Many UK companies are not ready for an economic exit from the European Union at the start of the year. The Coronavirus crisis has hindered their preparations for Brexit, the Bank of England wrote in a report on the economy and monetary policy.
The epidemic is consuming money, attention and energy. “Despite the growing uncertainty related to Brexit this year, many companies see Covid-19 as the most important source of uncertainty,” the central bank said in its monetary policy report on Thursday. Closures, reduced consumer demand and production problems create an acute emergency. Compared to this, Brexit is a concern later on.
Only half of the small and medium-sized companies exporting to the European Union took action due to the approaching border controls. A third of the companies surveyed are “partially ready” and 40 percent say they are “as ready as possible”. This means, for example, that they are still waiting for the outcome of negotiations between the European Union and the United Kingdom.
Customs regulations and border controls
These talks determine, among other things, how much import taxes must be paid in the future.
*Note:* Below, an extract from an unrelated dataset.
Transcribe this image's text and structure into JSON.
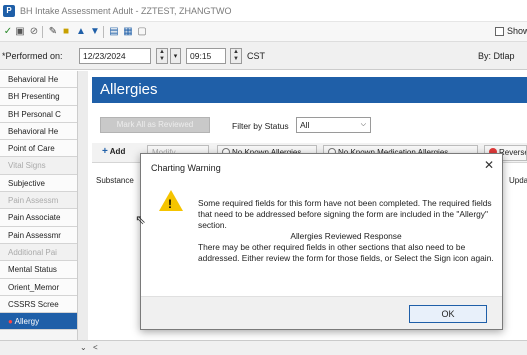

But whether or not there’s an agreement: The paperwork will come anyway. In any case, on January 1, companies will have to deal with customs procedures and inspections. The European Union wants these tariff rules to be fully enforced immediately. It takes six months for the UK government to set up border controls. Logistical organizations worry that they will not have time to get used to border procedures.
Several companies surveyed are planning to hold a final race. They will build additional inventory, backup warehouses, adjust logistics, find other suppliers and keep more cash. But even then, many UK companies do not expect to be fully prepared for the new business relationship. A third of companies think so.
The results came from two recent surveys, one among 2,800 companies and the other among 350 companies with 850,000 employees.
Dutch companies also have to hurry. Of the 35,000 companies trading with the UK, 62 per cent do not yet have the required customs number, Foreign Minister Van Hoffelen recently told the House of Representatives. This is also due to the stress of Brexit.
The Bank of England is still assuming a trade agreement limiting import duties. Even then, insufficient preparation, having to adjust to new limits and a temporary decline in exports will cost the UK economy 1% of GDP in the first quarter, as expected.